La vire de l'aiguille de Chalais

À ceux qui n'aiment pas la neige, cette petite fantaisie restant au-dessous de 1000 m apportera quelques émotions d'un autre genre. La première est la sérénité qui se dégage du couvent de Chalais où des dominicaines perpétuent leur tradition d'accueil, et plus prosaïquement, la fabrication de leurs fameux biscuits. Quant à notre vire, mieux vaut y aller l'après-midi, et même assez tard, pour bénéficier du soleil. Un minimum d'agilité et de connaissances techniques est requis, et il faut surtout garder à l'esprit que si la progression est la plupart du temps facile, le faux pas est interdit, car on domine un vide d'autant plus redoutable qu'il est à moitié masqué par la végétation. Plusieurs couloirs sont autant de toboggans à ne pas sous-estimer. 

14 janvier 2020 : vu l'absence totale de neige, histoire de sortir quelques instant du boulot et de profiter du soleil, je suis allé faire la boucle en début d'après-midi. J'ai nettoyé les branches cassées par les premières neiges (et les dernières ...?) de cet hiver qui ne dit pas son nom. Les cordes sont nickel. C'est presque une autoroute...

Vu la relative brièveté du parcours (mais cela dépend pour qui), je propose une prolongation sur la crête au nord du couvent, où de nombreux et agréables belvédères permettent de belles vues sur cet environnement typiquement cartusien.

Topo et tracé visualisables par clic sur le doc Chalais-PDF ci-dessous :

Le couvent de Chalais, point de départ.

Le couvent de Chalais, point de départ.

Le belvédère de Bellevue, juste avant lequel on entame la decente.

Le belvédère de Bellevue, juste avant lequel on entame la decente.

Le petit rappel permettant de prendre pied sur la vire (photo B. Gerelli).

Le petit rappel permettant de prendre pied sur la vire (photo B. Gerelli).

Bruno au pied du rappel.

Bruno au pied du rappel.

Après, il ne reste qu'à suivre la vire (photo B. Gerelli).

Après, il ne reste qu'à suivre la vire (photo B. Gerelli).

Remontée à la corde du couloir-toboggan par la droite.

Remontée à la corde du couloir-toboggan par la droite.

Claudine assurée dans la traversée en haut du couloir-toboggan.

Claudine assurée dans la traversée en haut du couloir-toboggan.

La vire avant le grand promontoire.

La vire avant le grand promontoire.

Le grand promontoire, point d'orgue de la traversée.

Le grand promontoire, point d'orgue de la traversée.

Le même promontoire vu de plus bas, dans la forêt au niveau de Gerboudière.

Le même promontoire vu de plus bas, dans la forêt au niveau de Gerboudière.

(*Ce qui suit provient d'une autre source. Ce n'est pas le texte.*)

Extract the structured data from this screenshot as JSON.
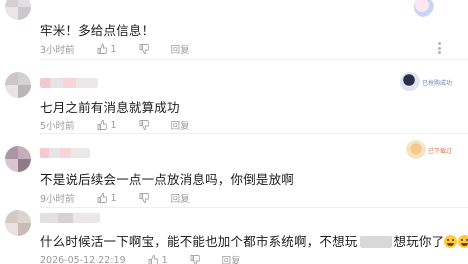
{
  "comments": [
    {
      "text": "牢米！多给点信息！",
      "time": "3小时前",
      "likes": "1",
      "reply_label": "回复"
    },
    {
      "text": "七月之前有消息就算成功",
      "time": "5小时前",
      "likes": "1",
      "reply_label": "回复",
      "badge_text": "已抢购成功"
    },
    {
      "text": "不是说后续会一点一点放消息吗，你倒是放啊",
      "time": "9小时前",
      "likes": "1",
      "reply_label": "回复",
      "badge_text": "已下载过"
    },
    {
      "text_part1": "什么时候活一下啊宝，能不能也加个都市系统啊，不想玩",
      "text_part2": "想玩你了",
      "time": "2026-05-12 22:19",
      "likes": "1",
      "reply_label": "回复"
    }
  ],
  "icons": {
    "like": "thumbs-up-icon",
    "dislike": "thumbs-down-icon",
    "more": "vertical-dots-icon",
    "emoji": "crying-laughing-emoji-icon"
  }
}
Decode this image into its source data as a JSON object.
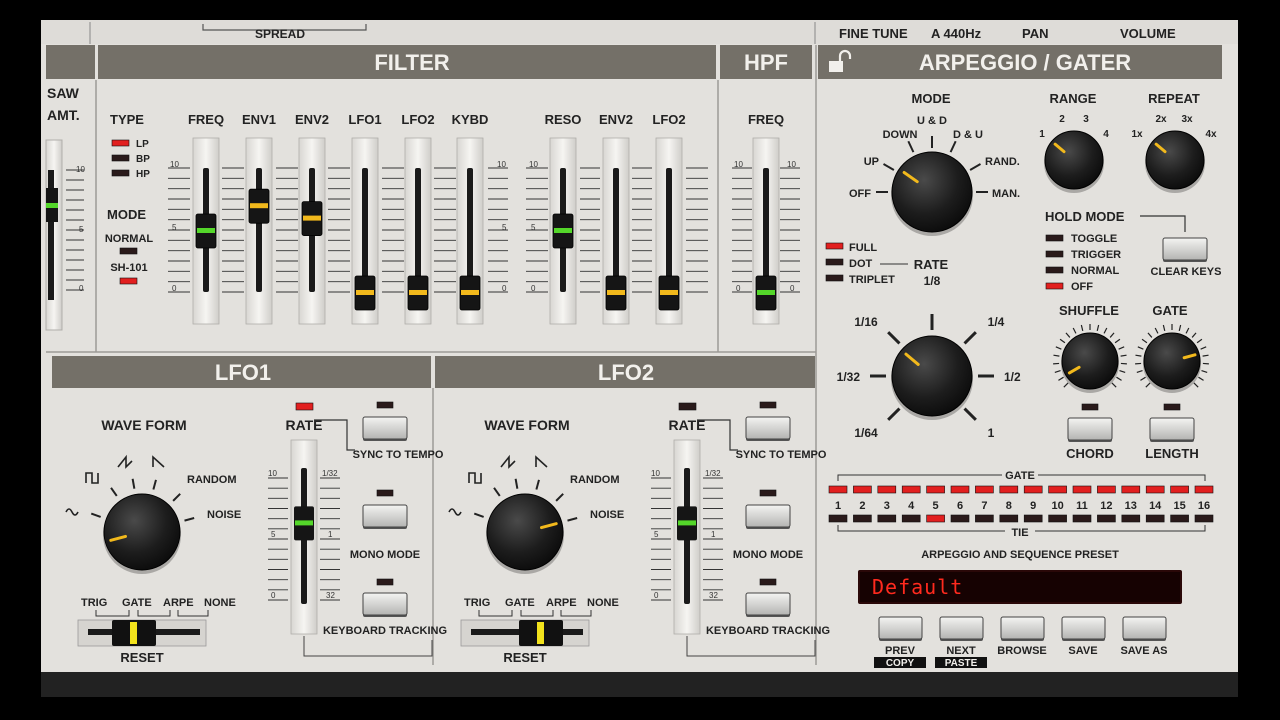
{
  "top_strip": {
    "spread": "SPREAD",
    "fine_tune": "FINE TUNE",
    "a440": "A 440Hz",
    "pan": "PAN",
    "volume": "VOLUME"
  },
  "osc": {
    "saw": "SAW",
    "amt": "AMT."
  },
  "filter": {
    "title": "FILTER",
    "type_label": "TYPE",
    "types": [
      {
        "label": "LP",
        "on": true
      },
      {
        "label": "BP",
        "on": false
      },
      {
        "label": "HP",
        "on": false
      }
    ],
    "mode_label": "MODE",
    "modes": [
      {
        "label": "NORMAL",
        "on": false
      },
      {
        "label": "SH-101",
        "on": true
      }
    ],
    "sliders": [
      {
        "label": "FREQ",
        "value": 0.5,
        "cap": "green"
      },
      {
        "label": "ENV1",
        "value": 0.7,
        "cap": "yellow"
      },
      {
        "label": "ENV2",
        "value": 0.6,
        "cap": "yellow"
      },
      {
        "label": "LFO1",
        "value": 0.0,
        "cap": "yellow"
      },
      {
        "label": "LFO2",
        "value": 0.0,
        "cap": "yellow"
      },
      {
        "label": "KYBD",
        "value": 0.0,
        "cap": "yellow"
      },
      {
        "label": "RESO",
        "value": 0.5,
        "cap": "green"
      },
      {
        "label": "ENV2",
        "value": 0.0,
        "cap": "yellow"
      },
      {
        "label": "LFO2",
        "value": 0.0,
        "cap": "yellow"
      }
    ],
    "scale": {
      "max": "10",
      "mid": "5",
      "min": "0"
    }
  },
  "hpf": {
    "title": "HPF",
    "freq_label": "FREQ",
    "value": 0.0,
    "cap": "green"
  },
  "lfo1": {
    "title": "LFO1",
    "waveform_label": "WAVE FORM",
    "random": "RANDOM",
    "noise": "NOISE",
    "rate_label": "RATE",
    "sync_label": "SYNC TO TEMPO",
    "mono_label": "MONO MODE",
    "kbd_label": "KEYBOARD TRACKING",
    "reset_opts": [
      "TRIG",
      "GATE",
      "ARPE",
      "NONE"
    ],
    "reset_label": "RESET",
    "rate_value": 0.6,
    "rate_led": true,
    "scale": {
      "max": "10",
      "max2": "1/32",
      "mid": "5",
      "mid2": "1",
      "min": "0",
      "min2": "32"
    }
  },
  "lfo2": {
    "title": "LFO2",
    "waveform_label": "WAVE FORM",
    "random": "RANDOM",
    "noise": "NOISE",
    "rate_label": "RATE",
    "sync_label": "SYNC TO TEMPO",
    "mono_label": "MONO MODE",
    "kbd_label": "KEYBOARD TRACKING",
    "reset_opts": [
      "TRIG",
      "GATE",
      "ARPE",
      "NONE"
    ],
    "reset_label": "RESET",
    "rate_value": 0.6,
    "rate_led": false,
    "scale": {
      "max": "10",
      "max2": "1/32",
      "mid": "5",
      "mid2": "1",
      "min": "0",
      "min2": "32"
    }
  },
  "arp": {
    "title": "ARPEGGIO / GATER",
    "mode_label": "MODE",
    "mode_opts": [
      "OFF",
      "UP",
      "DOWN",
      "U & D",
      "D & U",
      "RAND.",
      "MAN."
    ],
    "range_label": "RANGE",
    "range_opts": [
      "1",
      "2",
      "3",
      "4"
    ],
    "repeat_label": "REPEAT",
    "repeat_opts": [
      "1x",
      "2x",
      "3x",
      "4x"
    ],
    "hold_label": "HOLD MODE",
    "hold_opts": [
      {
        "label": "TOGGLE",
        "on": false
      },
      {
        "label": "TRIGGER",
        "on": false
      },
      {
        "label": "NORMAL",
        "on": false
      },
      {
        "label": "OFF",
        "on": true
      }
    ],
    "clear_keys": "CLEAR KEYS",
    "rate_types": [
      {
        "label": "FULL",
        "on": true
      },
      {
        "label": "DOT",
        "on": false
      },
      {
        "label": "TRIPLET",
        "on": false
      }
    ],
    "rate_label": "RATE",
    "rate_opts": [
      "1/64",
      "1/32",
      "1/16",
      "1/8",
      "1/4",
      "1/2",
      "1"
    ],
    "shuffle_label": "SHUFFLE",
    "gate_label": "GATE",
    "chord_label": "CHORD",
    "length_label": "LENGTH",
    "gate_header": "GATE",
    "tie_header": "TIE",
    "steps": [
      "1",
      "2",
      "3",
      "4",
      "5",
      "6",
      "7",
      "8",
      "9",
      "10",
      "11",
      "12",
      "13",
      "14",
      "15",
      "16"
    ],
    "tie_on_step": "5",
    "preset_label": "ARPEGGIO AND SEQUENCE PRESET",
    "preset_name": "Default",
    "buttons": [
      {
        "label": "PREV",
        "sub": "COPY"
      },
      {
        "label": "NEXT",
        "sub": "PASTE"
      },
      {
        "label": "BROWSE",
        "sub": ""
      },
      {
        "label": "SAVE",
        "sub": ""
      },
      {
        "label": "SAVE AS",
        "sub": ""
      }
    ]
  },
  "colors": {
    "panel": "#e3e1dd",
    "header": "#747068",
    "led_red": "#e21f1f",
    "cap_green": "#54d72a",
    "cap_yellow": "#f2b91c",
    "lcd_text": "#ff2a1e"
  }
}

Après le grand promontoire, longue traversée au nord le long des rochers suivie d'une petite remontée forestière pour retrouver le couvent.

Après le grand promontoire, longue traversée au nord le long des rochers suivie d'une petite remontée forestière pour retrouver le couvent.

Je n'oublie pas l'essentiel. À l'heure où il faut encourager les productions locales, on peut difficilement trouver mieux que celle-ci. C'est fait par les dominicaines de Chalais et c'est en vente au couvent, ainsi que dans les commerces autour de Voreppe. Un tuyau, montez là-haut le mercredi quand elles fabriquent ces biscuits. L'odeur envahit tout le vallon.

Je n'oublie pas l'essentiel. À l'heure où il faut encourager les productions locales, on peut difficilement trouver mieux que celle-ci. C'est fait par les dominicaines de Chalais et c'est en vente au couvent, ainsi que dans les commerces autour de Voreppe. Un tuyau, montez là-haut le mercredi quand elles fabriquent ces biscuits. L'odeur envahit tout le vallon.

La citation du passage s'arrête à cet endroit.